Beginning in the fall of 2015, students pursuing an associate of arts in pre-elementary education can take classes for a bachelor of science in pre-elementary education or a bachelor of science in education-special education-mild/moderate disorders. This is the first time that a student in NSU's Smart Choice transfer program can pursue a four-year degree, without leaving their two-year school.

NSU President Steve Turner explains, "Oklahoma is experiencing a teacher shortage and NSU and Carl Albert State College are committed to finding innovative ways to increase the number of quality graduates who will ultimately have a profound impact in the classroom. President Ivey is a progressive leader who embraces and understands the opportunities and challenges that students face while completing a degree. This agreement is a natural progression of the strong relationship that our institutions share and I am pleased to be involved with any effort that increases access, affordability, and degree attainment for students."

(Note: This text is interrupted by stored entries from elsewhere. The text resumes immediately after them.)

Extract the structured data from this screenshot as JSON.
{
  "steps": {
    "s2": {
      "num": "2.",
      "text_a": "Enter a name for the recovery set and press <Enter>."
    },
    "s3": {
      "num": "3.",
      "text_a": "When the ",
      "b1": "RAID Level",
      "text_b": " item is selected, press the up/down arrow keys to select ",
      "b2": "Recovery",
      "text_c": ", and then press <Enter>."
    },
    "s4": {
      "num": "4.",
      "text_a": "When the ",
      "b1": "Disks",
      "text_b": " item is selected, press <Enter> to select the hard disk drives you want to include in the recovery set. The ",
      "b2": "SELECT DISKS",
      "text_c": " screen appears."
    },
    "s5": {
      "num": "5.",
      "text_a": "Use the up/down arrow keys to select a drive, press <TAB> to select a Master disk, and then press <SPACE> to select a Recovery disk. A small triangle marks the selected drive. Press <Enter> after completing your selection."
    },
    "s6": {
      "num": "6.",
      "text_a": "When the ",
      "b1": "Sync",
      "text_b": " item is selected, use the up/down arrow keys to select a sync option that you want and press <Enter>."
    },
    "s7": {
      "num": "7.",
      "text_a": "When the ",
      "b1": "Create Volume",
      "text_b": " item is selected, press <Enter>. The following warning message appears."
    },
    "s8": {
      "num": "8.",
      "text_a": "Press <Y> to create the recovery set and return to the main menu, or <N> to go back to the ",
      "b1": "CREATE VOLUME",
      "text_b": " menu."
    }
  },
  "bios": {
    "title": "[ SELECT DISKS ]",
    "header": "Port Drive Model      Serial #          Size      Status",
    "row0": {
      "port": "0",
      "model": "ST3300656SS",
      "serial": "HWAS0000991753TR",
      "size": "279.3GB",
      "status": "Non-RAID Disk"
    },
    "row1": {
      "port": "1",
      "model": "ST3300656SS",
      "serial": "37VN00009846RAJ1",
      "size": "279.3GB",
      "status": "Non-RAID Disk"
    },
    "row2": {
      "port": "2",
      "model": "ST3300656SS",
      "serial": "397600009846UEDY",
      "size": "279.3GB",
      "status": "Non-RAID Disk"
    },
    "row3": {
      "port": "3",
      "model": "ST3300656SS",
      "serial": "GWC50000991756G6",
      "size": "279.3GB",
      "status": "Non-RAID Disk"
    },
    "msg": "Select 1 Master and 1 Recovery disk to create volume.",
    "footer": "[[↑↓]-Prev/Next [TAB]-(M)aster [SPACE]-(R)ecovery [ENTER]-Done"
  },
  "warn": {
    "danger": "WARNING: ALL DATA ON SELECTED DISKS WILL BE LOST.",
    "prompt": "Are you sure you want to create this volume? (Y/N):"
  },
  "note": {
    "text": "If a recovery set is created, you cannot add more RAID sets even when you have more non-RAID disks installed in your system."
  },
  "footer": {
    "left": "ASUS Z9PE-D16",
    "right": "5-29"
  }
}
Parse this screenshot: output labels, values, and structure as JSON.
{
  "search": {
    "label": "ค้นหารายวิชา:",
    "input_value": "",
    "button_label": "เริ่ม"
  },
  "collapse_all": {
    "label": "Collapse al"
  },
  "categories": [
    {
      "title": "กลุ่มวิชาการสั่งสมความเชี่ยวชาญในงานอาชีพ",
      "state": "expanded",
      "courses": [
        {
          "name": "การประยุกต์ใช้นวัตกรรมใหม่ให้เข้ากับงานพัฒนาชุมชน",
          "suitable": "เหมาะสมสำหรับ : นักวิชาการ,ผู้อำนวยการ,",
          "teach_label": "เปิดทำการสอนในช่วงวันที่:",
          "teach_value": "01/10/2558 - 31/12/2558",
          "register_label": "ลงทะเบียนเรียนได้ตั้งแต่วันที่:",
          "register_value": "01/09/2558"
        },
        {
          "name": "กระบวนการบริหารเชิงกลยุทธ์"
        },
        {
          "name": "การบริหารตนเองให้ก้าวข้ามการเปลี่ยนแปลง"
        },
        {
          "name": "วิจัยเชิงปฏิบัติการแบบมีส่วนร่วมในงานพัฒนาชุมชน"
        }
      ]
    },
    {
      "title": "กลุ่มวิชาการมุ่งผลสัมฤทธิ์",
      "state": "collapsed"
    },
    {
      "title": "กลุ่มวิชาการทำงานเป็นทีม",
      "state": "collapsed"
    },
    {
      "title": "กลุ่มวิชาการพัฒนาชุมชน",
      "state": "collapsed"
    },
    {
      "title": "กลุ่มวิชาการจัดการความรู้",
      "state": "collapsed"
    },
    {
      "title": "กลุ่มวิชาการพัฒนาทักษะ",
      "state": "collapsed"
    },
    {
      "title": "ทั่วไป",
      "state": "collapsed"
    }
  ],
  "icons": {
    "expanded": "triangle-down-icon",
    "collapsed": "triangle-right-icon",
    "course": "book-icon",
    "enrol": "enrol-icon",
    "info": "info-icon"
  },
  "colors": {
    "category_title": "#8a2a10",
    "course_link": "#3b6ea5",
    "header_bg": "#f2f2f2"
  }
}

According to President Ivey, "We are excited to enter into this agreement with NSU. We see this as a wonderful opportunity for students seeking a career in the field of education because they will be able to graduate from CASC and then pursue a four-year degree by taking NSU courses at Poteau, at Sallisaw and online." He continued, "The savings in travel time and/or the expense of relocating to a university will be significant for students in this area. We appreciate President Turner and his team for working with us to accomplish this goal, and we see this as a new chapter in our ongoing effort to make student success our mission."

Carl Albert State College is one of five two-year institutions that have entered into a Smart Choice agreement with NSU to help assure a smooth transition of courses from one program to the other.